Direct append-open of arbitrary historical/systemd-created variants is not a general compatibility promise. Unsupported append targets return controlled errors before mutation.

High-Level Directory Writer

Use the directory writer for production ingestion directories:

  • active file management;
  • chain active naming by default;
  • optional strict systemd active naming;
  • rotation by entries, size, or file duration;
  • retention by file count, bytes, or age;
  • retention enforcement on open and on demand;
  • lifecycle events for created, rotated, and retained-deleted files.

The directory writer follows journald-style reliable-open behavior: if an existing active file cannot be appended safely, it archives or disposes that file and creates a new active file.

Live Publication

live_publish_every_entries controls when the writer explicitly publishes metadata for stock live readers:

  • 1: default, systemd-compatible publication after every entry;
  • 0: disable explicit publication for poll/snapshot consumers;
  • N > 1: publish every N entries.

This is not fsync.

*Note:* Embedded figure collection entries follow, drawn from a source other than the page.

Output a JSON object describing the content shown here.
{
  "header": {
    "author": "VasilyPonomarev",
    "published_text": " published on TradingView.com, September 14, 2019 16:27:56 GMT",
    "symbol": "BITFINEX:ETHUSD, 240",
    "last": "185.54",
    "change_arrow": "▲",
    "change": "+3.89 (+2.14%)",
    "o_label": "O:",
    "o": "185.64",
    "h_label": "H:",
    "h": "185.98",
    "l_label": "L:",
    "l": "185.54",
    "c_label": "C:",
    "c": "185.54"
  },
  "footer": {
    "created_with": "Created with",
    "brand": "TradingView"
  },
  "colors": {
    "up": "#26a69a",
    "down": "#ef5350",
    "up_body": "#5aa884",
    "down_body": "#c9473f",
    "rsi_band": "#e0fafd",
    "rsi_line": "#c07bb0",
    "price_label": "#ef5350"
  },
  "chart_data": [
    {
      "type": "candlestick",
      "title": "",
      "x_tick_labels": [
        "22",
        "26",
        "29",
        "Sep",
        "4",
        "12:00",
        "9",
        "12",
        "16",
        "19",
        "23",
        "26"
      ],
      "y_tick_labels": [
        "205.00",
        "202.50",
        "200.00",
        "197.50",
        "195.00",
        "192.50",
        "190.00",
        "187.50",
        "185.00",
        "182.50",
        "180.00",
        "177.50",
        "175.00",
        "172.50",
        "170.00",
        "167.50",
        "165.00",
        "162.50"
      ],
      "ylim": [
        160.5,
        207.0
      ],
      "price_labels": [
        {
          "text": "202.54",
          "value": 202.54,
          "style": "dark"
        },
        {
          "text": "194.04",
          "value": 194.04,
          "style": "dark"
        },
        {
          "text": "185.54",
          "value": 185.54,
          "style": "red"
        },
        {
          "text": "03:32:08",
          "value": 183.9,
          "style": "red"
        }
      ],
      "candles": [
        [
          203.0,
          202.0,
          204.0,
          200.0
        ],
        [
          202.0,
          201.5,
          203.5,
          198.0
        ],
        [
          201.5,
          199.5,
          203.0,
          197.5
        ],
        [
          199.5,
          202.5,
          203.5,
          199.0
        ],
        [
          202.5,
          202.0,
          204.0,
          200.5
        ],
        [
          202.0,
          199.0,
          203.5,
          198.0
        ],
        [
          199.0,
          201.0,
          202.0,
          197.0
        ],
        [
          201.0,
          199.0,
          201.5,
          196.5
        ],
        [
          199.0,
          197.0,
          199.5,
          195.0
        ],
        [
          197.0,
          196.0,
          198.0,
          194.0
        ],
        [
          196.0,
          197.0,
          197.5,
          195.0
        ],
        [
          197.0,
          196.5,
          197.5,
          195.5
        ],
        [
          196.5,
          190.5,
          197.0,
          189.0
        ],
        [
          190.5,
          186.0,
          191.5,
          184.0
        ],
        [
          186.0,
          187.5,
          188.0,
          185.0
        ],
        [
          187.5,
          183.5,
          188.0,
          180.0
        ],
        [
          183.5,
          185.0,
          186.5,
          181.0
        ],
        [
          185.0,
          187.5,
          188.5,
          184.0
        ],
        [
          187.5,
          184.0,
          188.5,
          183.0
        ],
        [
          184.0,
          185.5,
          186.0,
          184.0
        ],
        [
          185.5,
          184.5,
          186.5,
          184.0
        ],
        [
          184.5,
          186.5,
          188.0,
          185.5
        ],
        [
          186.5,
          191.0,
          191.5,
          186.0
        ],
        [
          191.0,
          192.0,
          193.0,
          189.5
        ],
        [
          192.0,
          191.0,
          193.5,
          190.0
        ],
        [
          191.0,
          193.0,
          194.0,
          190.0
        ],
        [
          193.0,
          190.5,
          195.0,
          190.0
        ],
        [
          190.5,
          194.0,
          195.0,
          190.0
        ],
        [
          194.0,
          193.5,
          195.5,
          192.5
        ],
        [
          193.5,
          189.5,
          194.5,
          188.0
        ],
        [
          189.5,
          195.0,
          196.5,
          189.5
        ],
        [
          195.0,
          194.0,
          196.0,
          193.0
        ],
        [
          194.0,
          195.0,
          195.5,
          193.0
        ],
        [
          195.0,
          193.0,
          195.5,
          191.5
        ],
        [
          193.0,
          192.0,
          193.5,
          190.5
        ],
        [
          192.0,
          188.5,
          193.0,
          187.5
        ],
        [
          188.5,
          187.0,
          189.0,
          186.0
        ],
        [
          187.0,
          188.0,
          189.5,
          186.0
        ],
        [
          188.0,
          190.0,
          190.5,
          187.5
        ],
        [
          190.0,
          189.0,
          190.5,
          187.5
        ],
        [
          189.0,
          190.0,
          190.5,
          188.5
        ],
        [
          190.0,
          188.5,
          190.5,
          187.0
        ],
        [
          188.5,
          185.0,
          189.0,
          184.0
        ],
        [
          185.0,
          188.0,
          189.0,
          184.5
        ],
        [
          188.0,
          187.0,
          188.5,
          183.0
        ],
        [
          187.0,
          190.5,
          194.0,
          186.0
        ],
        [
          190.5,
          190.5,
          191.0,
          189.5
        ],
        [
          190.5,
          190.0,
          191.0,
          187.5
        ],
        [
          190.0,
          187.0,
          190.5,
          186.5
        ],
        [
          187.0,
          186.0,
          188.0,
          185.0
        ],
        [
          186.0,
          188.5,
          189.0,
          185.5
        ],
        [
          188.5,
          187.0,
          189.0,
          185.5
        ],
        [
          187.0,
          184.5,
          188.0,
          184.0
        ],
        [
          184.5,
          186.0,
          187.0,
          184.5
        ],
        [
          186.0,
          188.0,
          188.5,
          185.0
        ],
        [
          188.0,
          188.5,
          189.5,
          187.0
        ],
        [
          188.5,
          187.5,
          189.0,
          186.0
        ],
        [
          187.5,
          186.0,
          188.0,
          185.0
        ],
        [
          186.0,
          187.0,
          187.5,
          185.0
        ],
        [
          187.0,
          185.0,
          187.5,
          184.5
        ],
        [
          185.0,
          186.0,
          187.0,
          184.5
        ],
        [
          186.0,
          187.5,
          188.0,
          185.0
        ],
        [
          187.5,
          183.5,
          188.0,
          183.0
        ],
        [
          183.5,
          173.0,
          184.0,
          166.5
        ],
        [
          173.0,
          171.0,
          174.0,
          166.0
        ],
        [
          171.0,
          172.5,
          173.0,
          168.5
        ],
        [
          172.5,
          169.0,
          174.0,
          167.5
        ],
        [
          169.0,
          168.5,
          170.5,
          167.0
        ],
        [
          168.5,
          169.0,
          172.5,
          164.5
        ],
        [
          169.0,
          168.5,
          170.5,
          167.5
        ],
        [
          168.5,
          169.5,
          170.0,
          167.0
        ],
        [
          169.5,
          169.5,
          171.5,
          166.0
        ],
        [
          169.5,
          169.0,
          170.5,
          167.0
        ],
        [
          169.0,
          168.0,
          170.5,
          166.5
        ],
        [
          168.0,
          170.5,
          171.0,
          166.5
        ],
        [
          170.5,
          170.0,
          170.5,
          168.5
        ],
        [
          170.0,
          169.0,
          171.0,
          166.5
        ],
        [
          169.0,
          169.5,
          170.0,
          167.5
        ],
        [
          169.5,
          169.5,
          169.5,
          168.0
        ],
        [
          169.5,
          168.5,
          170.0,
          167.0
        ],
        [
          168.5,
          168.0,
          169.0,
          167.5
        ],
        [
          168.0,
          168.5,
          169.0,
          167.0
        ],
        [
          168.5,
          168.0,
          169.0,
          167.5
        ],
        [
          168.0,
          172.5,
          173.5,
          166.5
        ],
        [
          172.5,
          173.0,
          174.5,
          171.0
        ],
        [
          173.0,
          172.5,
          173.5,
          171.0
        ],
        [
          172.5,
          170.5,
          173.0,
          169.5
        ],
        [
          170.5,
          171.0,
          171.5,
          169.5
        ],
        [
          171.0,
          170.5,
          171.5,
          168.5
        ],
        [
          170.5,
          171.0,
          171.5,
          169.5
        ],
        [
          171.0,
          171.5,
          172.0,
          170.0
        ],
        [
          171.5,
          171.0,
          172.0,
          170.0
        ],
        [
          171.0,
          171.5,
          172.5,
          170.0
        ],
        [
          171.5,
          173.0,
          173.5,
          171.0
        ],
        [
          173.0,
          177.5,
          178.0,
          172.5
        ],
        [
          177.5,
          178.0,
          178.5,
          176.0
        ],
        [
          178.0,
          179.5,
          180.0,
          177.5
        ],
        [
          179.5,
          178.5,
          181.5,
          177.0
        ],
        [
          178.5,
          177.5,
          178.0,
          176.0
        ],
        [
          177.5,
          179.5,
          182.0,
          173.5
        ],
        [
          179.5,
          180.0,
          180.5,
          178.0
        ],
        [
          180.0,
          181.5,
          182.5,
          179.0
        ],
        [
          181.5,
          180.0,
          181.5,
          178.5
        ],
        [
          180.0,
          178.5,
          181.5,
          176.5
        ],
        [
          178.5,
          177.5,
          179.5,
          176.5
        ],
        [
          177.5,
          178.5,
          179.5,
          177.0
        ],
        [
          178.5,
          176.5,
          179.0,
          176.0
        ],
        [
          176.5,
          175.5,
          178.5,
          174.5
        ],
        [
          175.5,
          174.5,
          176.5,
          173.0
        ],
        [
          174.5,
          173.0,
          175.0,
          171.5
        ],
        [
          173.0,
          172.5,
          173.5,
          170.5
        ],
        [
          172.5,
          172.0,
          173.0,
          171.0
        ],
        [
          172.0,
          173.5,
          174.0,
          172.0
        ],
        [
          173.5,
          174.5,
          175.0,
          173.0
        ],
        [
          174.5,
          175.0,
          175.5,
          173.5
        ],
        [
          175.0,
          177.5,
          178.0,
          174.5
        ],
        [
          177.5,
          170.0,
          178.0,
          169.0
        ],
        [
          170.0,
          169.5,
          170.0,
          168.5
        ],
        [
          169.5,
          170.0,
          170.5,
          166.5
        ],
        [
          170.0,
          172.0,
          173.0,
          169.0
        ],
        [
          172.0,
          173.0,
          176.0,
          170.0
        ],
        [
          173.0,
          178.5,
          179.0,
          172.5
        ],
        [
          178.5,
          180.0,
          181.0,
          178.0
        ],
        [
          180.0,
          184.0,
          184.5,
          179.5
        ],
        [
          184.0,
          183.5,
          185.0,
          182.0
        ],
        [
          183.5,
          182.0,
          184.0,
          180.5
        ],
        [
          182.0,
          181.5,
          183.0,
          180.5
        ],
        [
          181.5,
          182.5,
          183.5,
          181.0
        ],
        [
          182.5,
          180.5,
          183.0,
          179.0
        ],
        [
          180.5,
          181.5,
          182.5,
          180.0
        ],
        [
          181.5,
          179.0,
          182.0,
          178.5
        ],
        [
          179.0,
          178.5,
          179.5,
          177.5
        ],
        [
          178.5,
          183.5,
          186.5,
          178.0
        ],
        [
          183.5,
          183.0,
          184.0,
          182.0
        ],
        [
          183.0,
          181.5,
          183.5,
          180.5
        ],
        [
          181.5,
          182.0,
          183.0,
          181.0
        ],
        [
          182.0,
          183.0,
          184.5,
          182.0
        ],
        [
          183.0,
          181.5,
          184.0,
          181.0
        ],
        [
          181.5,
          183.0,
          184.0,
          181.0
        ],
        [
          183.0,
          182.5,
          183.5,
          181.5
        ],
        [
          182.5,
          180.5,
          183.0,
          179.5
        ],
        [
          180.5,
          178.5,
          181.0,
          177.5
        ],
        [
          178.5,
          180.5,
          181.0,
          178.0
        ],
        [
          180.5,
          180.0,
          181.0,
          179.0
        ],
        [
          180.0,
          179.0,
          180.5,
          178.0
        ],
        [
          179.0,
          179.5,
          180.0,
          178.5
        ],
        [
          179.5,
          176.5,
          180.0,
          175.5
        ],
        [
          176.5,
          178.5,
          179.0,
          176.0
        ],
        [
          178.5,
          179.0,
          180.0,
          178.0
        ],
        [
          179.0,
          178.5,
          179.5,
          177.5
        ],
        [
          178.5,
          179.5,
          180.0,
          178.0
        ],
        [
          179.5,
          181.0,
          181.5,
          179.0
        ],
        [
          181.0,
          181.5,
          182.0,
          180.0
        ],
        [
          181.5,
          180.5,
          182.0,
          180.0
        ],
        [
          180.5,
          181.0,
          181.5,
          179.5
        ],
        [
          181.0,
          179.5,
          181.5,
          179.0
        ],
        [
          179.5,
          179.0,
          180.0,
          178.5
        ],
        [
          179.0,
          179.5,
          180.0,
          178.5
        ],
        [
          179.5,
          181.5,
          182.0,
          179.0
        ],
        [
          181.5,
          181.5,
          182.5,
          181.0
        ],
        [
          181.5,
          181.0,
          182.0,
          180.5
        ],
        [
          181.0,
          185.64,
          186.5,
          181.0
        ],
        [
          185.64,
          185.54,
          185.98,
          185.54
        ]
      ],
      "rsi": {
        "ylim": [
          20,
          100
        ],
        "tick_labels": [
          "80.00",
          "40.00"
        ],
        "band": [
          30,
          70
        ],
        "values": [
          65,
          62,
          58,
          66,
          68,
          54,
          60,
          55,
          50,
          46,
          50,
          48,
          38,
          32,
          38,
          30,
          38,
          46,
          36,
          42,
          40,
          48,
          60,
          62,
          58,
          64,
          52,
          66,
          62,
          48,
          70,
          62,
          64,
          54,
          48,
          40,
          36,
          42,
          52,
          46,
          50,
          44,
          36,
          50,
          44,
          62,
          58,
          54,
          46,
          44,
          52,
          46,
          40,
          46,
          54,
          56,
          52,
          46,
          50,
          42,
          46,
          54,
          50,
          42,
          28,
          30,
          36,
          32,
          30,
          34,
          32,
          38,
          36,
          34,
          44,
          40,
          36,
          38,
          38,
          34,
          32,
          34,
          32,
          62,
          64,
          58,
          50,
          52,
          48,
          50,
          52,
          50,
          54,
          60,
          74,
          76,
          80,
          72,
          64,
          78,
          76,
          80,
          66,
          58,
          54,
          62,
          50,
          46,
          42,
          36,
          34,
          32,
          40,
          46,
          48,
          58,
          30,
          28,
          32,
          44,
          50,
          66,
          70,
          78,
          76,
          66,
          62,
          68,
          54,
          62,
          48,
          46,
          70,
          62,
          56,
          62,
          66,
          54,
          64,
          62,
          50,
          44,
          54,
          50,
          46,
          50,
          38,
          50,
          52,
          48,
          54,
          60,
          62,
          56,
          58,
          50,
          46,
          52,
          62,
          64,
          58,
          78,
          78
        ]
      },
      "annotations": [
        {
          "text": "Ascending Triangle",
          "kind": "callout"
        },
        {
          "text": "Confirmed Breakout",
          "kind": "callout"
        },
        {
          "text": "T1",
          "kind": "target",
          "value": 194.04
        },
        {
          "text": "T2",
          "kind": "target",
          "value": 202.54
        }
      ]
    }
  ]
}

It is a visibility/wakeup setting. Setting it above 1 can improve throughput but narrows live-follow freshness.

Compact Format

Regular format remains the default. Compact format is explicit.

Compact can reduce file footprint and can be preferred by Netdata-style backends. It has a 4 GiB offset ceiling and uses compact object layout. Confirm the target reader/tooling compatibility before making compact the default for a consumer.

Compression

Compression is optional and uses common compression libraries, not systemd libraries.

Compression can reduce disk footprint, but it adds CPU cost and can slow reads when query paths need compressed DATA. Explorer paths avoid decompressing unrelated DATA where possible, but returned rows, FTS, and selected compressed facet/histogram values still require decompression.

Forward Secure Sealing

FSS adds TAG/HMAC data for tamper evidence. Use it when sealed verification is required. It increases write work and verification work; it is not a general query acceleration feature.

Rust low-level FSS options are exposed through journal_core::seal::SealOptions. Go exposes journal.SealOptions.

Optional Locking And Identity

The journal file format requires one writer per file as an operational contract, but systemd does not define a portable journal-file lock protocol.

The SDK exposes optional cooperating-writer lock helpers. Core writer constructors do not acquire them automatically.

Core writers also do not discover host identity. Pass machine ID, boot ID, and timestamps explicitly, or call an optional helper outside the core writer path.

Rust low-level writer locks are exposed through journal_core::file::lock. Go exposes journal.AcquireWriterLock. These helpers are independent from systemd compatibility.